A man has asked me why Job 14:14 (KJV) reads, "If a man die, shall he live again? all the days of my appointed time will I wait, till my change come." Yet NWT 2013 says, "If a man dies, can he live again? I will wait all the days of my compulsory service Until my relief comes."
So the issue for him is "change" versus "relief." Byington renders the passage: "If a man dies will he come to life? I would wait all the time I had to serve till my relief came;"
He also uses "relief" as opposed to "change."
NET Bible: "If a man dies, will he live again? All the days of my hard service I will wait until my release comes."
Footnote: tn The construction is the same as that found in the last verse: a temporal preposition עַד (ʿad) followed by the infinitive construct followed by the subjective genitive “release/relief.” Due, in part, to the same verb (חָלַף, khalaf) having the meaning “sprout again” in v. 7, some take “renewal” as the meaning here (J. E. Hartley, Alden, NIV, ESV).
Robert Alter (Hebrew Bible): "If a man dies will he live? All my hard service days I shall hope until my vanishing comes"
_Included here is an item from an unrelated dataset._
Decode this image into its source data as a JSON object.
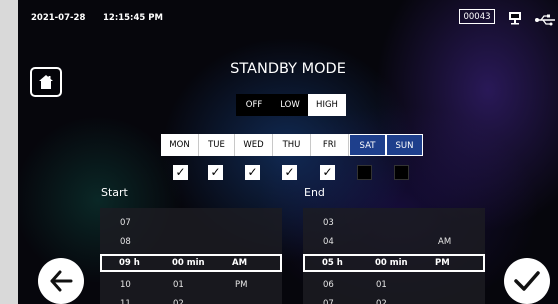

Alter's Comment on 14:14: until my vanishing comes. Some understand ḥalifati as “my relief,” but the primary sense of the verbal root is to be gone or slip away, with “change” as a secondary sense. Perhaps the poet is playing on both meanings of the term. See the comment on 10:17.
Comment on Job 10:17 in Alter: vanishings and hard service are mine. This entire clause is one of the notable puzzles in Job. The second of the two nouns is the same word used at the beginning of chapter 7 (and rendered there, because of the immediate context, as “fixed service”). The first noun, ḥalifot, derives from a verb that means “to slip away,” “to vanish,” or “to change.” What Job may be saying is that his existence has become durance vile (“hard service”) in which everything he would cling to slips between his fingers (“vanishings”).